Foto: imago images/Thomas Eisenhuth

Unterrichten die Lehrerinnen und Lehrer an der Aargauer Kantonsschule nicht politisch neutral? Diesen Vorwurf machten drei Jugendliche der Kanti Baden in ihrer Maturaarbeit. Der Aufruhr war gross, nicht nur im Kanton Aargau.

Der Kanton musste reagieren und liess selbst eine Studie verfassen. 65'740 Franken hat diese gekostet. Das Ergebnis: Grossmehrheitlich gehen die Aargauer Schülerinnen und Schüler gerne in die Kanti. Die Regierung ist zufrieden: «Insgesamt erkennt der Regierungsrat aufgrund der Resultate keine systemischen Defizite im Umgang mit der politischen Neutralität an den Kantonsschulen», heisst es in der Medienmitteilung. Doch es gibt auch Auffälligkeiten.

Falsche Fragen?

Die Maturanden waren zum Schluss gekommen, dass ein Drittel der Schülerinnen und Schüler den Unterricht als eher links geprägt wahrnahmen, vor allem in Geschichte, Geografie, Deutsch und Englisch. Zwei Drittel der Befragten hatten die Lehrpersonen zudem als «eher links» verortet.

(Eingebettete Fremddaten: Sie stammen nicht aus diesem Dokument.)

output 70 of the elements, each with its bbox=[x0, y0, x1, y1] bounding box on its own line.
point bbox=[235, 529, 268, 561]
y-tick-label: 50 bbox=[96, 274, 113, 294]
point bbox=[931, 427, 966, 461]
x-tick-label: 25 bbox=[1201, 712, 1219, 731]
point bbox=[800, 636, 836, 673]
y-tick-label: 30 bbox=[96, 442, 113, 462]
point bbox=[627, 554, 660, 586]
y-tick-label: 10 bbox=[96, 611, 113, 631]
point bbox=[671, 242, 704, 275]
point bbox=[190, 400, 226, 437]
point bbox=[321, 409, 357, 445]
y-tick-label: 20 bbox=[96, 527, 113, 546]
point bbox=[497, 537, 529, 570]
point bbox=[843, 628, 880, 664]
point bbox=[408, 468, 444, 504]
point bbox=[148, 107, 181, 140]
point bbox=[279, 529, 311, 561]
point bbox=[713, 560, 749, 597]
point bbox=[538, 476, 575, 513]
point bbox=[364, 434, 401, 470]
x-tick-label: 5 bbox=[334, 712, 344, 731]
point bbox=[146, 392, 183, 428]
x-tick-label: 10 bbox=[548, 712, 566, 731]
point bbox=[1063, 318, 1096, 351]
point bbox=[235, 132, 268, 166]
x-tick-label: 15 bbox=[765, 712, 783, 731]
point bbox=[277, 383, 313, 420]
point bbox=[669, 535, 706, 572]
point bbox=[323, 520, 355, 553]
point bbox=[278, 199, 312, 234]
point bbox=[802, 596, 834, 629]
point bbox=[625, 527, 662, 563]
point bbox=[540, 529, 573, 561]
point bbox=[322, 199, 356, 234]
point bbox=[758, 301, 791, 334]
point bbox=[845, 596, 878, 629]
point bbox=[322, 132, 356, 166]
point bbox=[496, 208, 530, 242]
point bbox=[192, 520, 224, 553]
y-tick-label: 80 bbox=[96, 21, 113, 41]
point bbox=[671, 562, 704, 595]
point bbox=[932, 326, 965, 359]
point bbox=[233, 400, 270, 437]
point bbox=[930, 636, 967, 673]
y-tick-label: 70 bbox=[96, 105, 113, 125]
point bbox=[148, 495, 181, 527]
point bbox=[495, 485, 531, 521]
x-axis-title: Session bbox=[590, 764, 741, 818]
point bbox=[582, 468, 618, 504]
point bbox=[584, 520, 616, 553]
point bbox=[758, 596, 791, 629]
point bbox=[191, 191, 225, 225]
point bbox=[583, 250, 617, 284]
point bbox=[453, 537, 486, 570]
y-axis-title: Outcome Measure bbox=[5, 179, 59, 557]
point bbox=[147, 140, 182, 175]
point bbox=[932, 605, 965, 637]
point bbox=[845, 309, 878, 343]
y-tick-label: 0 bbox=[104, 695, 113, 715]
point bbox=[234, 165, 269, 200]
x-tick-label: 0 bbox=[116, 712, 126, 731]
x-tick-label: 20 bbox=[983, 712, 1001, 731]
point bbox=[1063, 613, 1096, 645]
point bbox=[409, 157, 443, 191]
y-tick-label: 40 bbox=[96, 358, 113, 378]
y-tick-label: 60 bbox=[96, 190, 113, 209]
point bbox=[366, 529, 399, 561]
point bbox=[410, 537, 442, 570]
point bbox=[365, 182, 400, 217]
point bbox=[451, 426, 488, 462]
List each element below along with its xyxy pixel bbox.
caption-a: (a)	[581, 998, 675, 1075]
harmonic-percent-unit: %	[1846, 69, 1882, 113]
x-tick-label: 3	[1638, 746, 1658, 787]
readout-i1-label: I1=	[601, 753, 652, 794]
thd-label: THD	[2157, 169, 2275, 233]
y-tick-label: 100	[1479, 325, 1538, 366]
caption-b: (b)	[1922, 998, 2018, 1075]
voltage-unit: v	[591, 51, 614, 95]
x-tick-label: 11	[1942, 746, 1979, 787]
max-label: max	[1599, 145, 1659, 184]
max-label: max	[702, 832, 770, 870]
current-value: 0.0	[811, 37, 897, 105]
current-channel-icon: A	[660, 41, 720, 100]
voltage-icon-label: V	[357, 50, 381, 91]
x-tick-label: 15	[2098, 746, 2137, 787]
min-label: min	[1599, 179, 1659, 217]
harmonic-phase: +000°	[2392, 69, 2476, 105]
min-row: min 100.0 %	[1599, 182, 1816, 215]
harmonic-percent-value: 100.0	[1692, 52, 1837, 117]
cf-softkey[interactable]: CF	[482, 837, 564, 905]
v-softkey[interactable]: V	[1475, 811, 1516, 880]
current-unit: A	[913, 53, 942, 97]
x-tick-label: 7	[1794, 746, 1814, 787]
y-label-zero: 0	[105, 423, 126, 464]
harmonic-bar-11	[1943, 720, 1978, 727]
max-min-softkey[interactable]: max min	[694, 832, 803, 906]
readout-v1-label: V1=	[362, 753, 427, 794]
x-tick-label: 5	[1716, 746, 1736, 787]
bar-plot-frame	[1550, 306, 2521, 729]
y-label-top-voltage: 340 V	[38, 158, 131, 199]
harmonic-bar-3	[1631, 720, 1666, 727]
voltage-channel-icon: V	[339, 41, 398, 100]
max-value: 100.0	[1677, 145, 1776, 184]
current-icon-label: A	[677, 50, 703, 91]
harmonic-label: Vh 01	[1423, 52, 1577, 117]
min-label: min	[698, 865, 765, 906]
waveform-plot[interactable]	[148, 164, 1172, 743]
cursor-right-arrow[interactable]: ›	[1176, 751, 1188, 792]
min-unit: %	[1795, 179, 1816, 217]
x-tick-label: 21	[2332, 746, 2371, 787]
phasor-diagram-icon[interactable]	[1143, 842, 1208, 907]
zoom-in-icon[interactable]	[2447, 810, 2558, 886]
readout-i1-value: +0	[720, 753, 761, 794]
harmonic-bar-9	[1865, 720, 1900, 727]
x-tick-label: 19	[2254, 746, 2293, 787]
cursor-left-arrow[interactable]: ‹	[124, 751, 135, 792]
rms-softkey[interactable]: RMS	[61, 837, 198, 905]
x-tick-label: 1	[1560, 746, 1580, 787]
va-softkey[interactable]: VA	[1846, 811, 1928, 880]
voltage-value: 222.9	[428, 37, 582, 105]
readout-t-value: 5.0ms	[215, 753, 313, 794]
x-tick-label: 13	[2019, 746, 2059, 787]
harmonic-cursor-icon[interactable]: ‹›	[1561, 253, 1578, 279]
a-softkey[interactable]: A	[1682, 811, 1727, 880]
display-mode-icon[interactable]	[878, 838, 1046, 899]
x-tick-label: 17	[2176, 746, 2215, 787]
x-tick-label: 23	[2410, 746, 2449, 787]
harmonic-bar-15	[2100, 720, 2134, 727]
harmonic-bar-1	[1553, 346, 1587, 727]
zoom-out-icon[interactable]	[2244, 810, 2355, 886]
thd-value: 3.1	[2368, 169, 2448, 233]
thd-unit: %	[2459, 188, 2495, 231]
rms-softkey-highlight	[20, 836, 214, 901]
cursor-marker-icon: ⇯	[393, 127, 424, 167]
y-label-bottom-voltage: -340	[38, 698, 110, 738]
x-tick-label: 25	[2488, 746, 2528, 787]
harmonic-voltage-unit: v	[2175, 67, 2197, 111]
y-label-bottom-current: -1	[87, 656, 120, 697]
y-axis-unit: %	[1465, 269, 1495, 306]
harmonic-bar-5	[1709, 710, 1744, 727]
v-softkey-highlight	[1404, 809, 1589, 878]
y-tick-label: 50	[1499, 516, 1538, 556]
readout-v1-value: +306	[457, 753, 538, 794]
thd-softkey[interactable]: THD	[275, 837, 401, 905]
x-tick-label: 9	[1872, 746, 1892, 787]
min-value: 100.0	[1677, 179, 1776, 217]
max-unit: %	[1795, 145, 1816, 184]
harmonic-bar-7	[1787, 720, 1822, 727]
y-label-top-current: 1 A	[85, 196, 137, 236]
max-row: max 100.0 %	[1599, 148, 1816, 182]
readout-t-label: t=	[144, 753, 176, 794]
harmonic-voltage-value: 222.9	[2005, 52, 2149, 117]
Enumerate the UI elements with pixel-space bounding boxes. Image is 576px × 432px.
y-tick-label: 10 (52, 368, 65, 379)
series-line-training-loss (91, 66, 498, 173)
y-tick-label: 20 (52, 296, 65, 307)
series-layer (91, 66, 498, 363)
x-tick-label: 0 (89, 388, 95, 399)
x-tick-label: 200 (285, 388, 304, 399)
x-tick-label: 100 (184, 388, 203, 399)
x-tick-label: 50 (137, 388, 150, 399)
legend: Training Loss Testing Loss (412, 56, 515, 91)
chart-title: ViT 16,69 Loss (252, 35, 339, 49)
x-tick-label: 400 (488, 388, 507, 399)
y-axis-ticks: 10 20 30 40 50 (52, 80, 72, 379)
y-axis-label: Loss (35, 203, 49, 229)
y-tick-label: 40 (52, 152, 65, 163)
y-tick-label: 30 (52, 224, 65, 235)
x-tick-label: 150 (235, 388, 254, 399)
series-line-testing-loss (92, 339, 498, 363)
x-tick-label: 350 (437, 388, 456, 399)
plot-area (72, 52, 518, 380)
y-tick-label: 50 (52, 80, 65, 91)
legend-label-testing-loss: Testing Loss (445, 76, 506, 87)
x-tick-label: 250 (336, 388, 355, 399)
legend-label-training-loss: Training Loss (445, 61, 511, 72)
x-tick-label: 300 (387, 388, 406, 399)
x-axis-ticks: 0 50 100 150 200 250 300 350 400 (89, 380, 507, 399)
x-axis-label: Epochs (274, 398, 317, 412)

In der Studie des Kantons wurde aber der Unterricht nicht nach einzelnen Fächern abgefragt, und auch die politische Haltung mussten die Lehrpersonen nicht preisgeben – im Unterschied zu den Schülerinnen und Schüler, die sich auf einer Skala von links nach rechts beschreiben mussten.

Politische Haltung der Lehrer war nicht der Auftrag

«Die durchgeführte Untersuchung hatte ganz klar nicht den Auftrag, die Unterrichtsgestaltung der Lehrpersonen zu evaluieren», sagt Sotomo-Forscherin Sarah Bütikofer. Ein Unterrichtsthema als solches könne zudem keiner politischen Haltung zugeordnet werden. «Sicherheitspolitik, Landwirtschaftspolitik, Sozialpolitik etc. werden aus den unterschiedlichen politischen Blickwinkeln ganz anders beurteilt.»

Die Maturaarbeit der drei Kantischüler habe eine wertvolle politische Diskussion angestossen, so Bütikofer weiter. Sie könne aber nicht als Grundlage oder als Vergleichsbasis für eine sozialwissenschaftliche Befragungsstudie dienen. Sotomo habe sich nämlich mit der Frage auseinandergesetzt, wie die verlangte politische und religiöse Neutralität von Lehrpersonen definiert werde. «Die Lehrpersonen geben unisono an, dass es ihnen wichtig ist, dass im Unterricht verschiedene Meinungen und Perspektiven geäussert werden.»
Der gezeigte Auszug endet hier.